韓非子 / 備內第十七
醫善吮人之傷,含人之血,非骨肉之親也,利所加也。故輿人成輿,則欲人之富貴;匠人成棺,則欲人之夭死也。
新字:医善吮人之傷,含人之血,非骨肉之親也,利所加也。故輿人成輿,則欲人之富貴;匠人成棺,則欲人之夭死也。
書き下し
輿人、輿を成せば則ち人の富貴ならんことを欲し、匠人、棺を成せば、則ち人の夭死せんことを欲す。
現代語訳
乗りカゴ(輿)を作る職人は、人々が(カゴを買えるよう)金持ちになることを望む。棺桶を作る職人は、人々が(棺桶が売れるよう)早死にすることを望む。
解説
「輿人は人の富貴を、匠人は人の死を望む」という原文は、人柄の良し悪しを言っているのではありません。乗り物を作る職人は客が豊かになるほど売れ行きが良くなり、棺桶を作る職人は人が早く亡くなるほど仕事が増える、という「置かれた場所によって望むことが決まる」という冷静な観察です。

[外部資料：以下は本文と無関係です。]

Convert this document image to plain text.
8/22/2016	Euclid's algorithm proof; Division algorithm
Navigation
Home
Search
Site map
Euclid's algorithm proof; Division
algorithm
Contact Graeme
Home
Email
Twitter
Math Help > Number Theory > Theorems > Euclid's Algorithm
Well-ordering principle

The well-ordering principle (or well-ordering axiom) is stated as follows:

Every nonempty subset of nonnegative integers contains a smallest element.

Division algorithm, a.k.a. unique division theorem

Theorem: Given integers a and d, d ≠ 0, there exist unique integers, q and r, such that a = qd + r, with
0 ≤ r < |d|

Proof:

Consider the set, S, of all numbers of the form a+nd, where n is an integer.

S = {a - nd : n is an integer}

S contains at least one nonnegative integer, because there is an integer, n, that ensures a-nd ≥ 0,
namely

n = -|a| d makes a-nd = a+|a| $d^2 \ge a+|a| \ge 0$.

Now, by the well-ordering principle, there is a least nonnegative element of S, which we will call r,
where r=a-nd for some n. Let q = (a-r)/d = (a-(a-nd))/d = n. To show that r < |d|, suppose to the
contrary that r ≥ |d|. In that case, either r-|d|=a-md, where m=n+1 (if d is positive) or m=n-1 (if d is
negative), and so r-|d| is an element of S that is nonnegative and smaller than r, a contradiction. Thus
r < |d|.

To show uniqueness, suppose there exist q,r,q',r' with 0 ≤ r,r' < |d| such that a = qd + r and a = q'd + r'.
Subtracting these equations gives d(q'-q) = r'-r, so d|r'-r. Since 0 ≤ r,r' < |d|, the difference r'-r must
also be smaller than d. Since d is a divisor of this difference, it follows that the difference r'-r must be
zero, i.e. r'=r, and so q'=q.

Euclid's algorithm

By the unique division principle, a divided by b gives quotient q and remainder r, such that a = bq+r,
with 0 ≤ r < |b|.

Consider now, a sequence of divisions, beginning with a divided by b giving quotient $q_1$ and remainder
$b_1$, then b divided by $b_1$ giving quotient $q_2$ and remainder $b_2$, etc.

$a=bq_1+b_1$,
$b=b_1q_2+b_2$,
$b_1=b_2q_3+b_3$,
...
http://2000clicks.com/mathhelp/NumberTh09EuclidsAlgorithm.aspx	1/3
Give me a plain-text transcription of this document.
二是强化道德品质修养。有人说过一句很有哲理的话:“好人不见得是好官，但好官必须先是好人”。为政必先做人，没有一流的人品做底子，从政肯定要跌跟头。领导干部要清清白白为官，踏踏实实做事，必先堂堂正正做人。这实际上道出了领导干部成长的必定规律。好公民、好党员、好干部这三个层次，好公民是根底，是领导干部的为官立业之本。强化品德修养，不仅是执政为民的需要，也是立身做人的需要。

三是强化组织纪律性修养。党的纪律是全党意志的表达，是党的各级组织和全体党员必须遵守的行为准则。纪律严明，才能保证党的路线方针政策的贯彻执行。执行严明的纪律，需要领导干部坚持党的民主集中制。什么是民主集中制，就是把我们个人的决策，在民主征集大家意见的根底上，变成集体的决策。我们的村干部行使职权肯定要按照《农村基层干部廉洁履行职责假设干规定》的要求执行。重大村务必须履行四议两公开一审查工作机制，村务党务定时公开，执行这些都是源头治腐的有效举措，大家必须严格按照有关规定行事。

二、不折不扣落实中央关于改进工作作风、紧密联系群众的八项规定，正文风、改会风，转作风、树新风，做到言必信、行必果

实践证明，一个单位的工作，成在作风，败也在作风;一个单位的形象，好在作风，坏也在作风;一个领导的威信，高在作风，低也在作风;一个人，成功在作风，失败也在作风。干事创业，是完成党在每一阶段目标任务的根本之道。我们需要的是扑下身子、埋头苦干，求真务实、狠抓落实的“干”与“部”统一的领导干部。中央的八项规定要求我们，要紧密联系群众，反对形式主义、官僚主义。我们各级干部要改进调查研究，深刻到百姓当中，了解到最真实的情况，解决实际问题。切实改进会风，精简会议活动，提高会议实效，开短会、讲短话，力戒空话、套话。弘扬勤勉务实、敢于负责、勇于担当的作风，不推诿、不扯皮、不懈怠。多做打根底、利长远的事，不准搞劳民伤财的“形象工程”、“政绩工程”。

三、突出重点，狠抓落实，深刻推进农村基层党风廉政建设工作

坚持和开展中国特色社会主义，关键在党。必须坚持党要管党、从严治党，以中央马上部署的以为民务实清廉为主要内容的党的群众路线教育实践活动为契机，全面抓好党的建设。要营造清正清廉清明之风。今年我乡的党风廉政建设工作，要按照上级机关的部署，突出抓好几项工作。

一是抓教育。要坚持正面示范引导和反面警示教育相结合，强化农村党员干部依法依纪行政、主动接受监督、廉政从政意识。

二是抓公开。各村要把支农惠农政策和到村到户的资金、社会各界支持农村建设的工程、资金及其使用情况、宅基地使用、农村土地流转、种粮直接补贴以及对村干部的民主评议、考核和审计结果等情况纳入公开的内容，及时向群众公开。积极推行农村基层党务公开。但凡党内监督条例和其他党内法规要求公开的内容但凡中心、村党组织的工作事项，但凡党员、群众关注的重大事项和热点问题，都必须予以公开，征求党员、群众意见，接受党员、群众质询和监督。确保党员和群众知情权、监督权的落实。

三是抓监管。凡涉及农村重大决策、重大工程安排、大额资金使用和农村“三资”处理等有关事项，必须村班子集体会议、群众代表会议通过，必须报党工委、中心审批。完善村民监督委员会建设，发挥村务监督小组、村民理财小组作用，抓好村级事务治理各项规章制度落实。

これは今の暮らしにも通じます。例えば保険を勧める人が万一の備えを強調しがちなのも、悪意ではなく仕事の立場がそうさせているだけです。人を見るときは、その人の人柄を疑う前に、その人がどんな立場に置かれ、何を望むように仕向けられているかを冷静に見極める習慣を持つと、家族や近所付き合い、商売相手との関係で余計な誤解を減らせます。